The tool is run from the command line using python3 iot_sim_main.py.

Command-Line Arguments

  • -p, --profiles PROFILES [PROFILES ...]: (Required)
    • Defines one or more device profiles.
    • Each profile can be a string in the format "device_id:sensor1,sensor2,...".
    • If device_id: is omitted (e.g., "sensor1,sensor2"), a unique device ID will be auto-generated.
    • Alternatively, you can provide a single argument which is a JSON string representing a list of profiles: '[{"id":"dev1","sensors":["temp","hum"]}, {"id":"dev2","sensors":["gps"]}]'
    • Supported sensor types: temperature, humidity, gps, status, counter.
  • -i, --interval INTERVAL: (Optional) Interval in seconds between sending message batches (default: 5.0 seconds).
  • -n, --num_messages NUM_MESSAGES: (Optional) Number of message batches to send. A batch includes data from all defined profiles.
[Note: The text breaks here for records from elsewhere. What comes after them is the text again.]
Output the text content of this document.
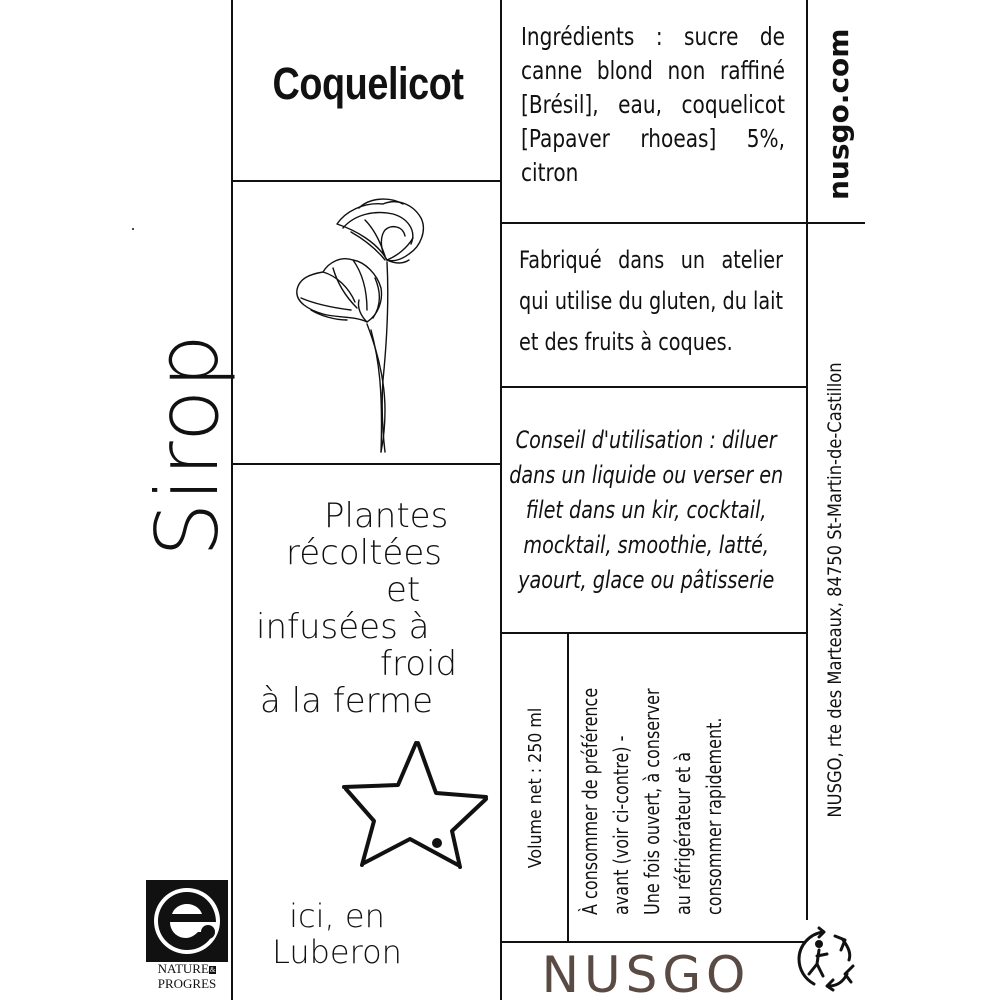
Sirop
Coquelicot
Ingrédients : sucre de canne blond non raffiné [Brésil], eau, coquelicot [Papaver rhoeas] 5%, citron
Fabriqué dans un atelier qui utilise du gluten, du lait et des fruits à coques.
Conseil d'utilisation : diluer dans un liquide ou verser en filet dans un kir, cocktail, mocktail, smoothie, latté, yaourt, glace ou pâtisserie
Plantes
récoltées
et
infusées à
froid
à la ferme
ici, en
Luberon
nusgo.com
NUSGO, rte des Marteaux, 84750 St-Martin-de-Castillon
Volume net : 250 ml À consommer de préférence avant (voir ci-contre) - Une fois ouvert, à conserver au réfrigérateur et à consommer rapidement.
NUSGO
NATURE&
PROGRES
Set to 0 for an infinite simulation (stop with Ctrl+C) (default: 10).
  • -o, --output {console,http}: (Optional) Output target. Defaults to console.
  • --http_url HTTP_URL: (Optional) Target URL for HTTP POST output. Required if --output=http is chosen.
  • -h, --help: Show help message and exit.

JSON Payload Format

The data is sent/printed as a JSON object with the following structure:

{
  "deviceId": "your_device_id",
  "timestamp": "YYYY-MM-DDTHH:MM:SS.ffffffZ", // ISO 8601 UTC
  // Sensor fields appear here based on profile
  "temperature_celsius": 23.7,
  "humidity_percent": 45.8,
  "location": {
    "latitude": 34.052200,
    "longitude": -118.243700
  },
  "active_status": true,
  "event_count": 123
}

Note: Not all sensor fields will be present in every message; only those configured for the specific device profile.

Examples

  1. Simulate one device with temperature and humidity, output to console (10 messages, 5s interval):

    python3 iot_sim_main.py --profiles "device001:temperature,humidity"
  2. Simulate two devices, 5 messages, 2s interval, output to console:

    python3 iot_sim_main.py \
        --profiles "thermostat1:temperature" "gps_tracker:gps,counter" \
        --num_messages 5 \
        --interval 2
  3. Simulate one device (auto-generated ID) with all sensor types, run indefinitely, output to console every 10s:

    python3 iot_sim_main.py \
        --profiles "temperature,humidity,gps,status,counter" \
        --num_messages 0 \
        --interval 10
  4. Simulate devices defined in a JSON string, output to an HTTP endpoint:

    python3 iot_sim_main.py \
        --profiles '[{"id":"factory_sensor_A","sensors":["temperature","counter"]},{"id":"asset_tracker_B","sensors":["gps"]}]' \
        --output http \
        --http_url "http://localhost:8080/api/data" \
        --interval 2 \
        --num_messages 100

    (Ensure you have an HTTP server listening at the specified --http_url if testing HTTP output.)

File Structure

.
├── iot_simulator/
│   ├── __init__.py     # Makes 'iot_simulator' a Python package
│   ├── generators.py   # Logic for generating sensor data
│   └── publishers.py   # Logic for formatting and sending data (console, HTTP)
├── iot_sim_main.py       # CLI entry point and main simulation loop
├── iot_simulator_requirements.txt # Python dependencies (requests)
└── README_iot_simulator.md        # This documentation file

Sensor Details

  • temperature: Random float, default range -10.0 to 40.0 °C. Output key: temperature_celsius.
  • humidity: Random float, default range 20.0 to 80.0 %. Output key: humidity_percent.
  • gps: Simulates GPS coordinates (latitude, longitude) starting from a base point and performing a small random walk with each update. Output key: location (an object with latitude and longitude).
  • status: Random boolean (True/False). Output key: active_status.
  • counter: Integer that increments by 1 for each message from that specific device. Output key: event_count.

Sensor data generation (ranges, GPS step) is defined in iot_simulator/generators.py and can be customized there if needed.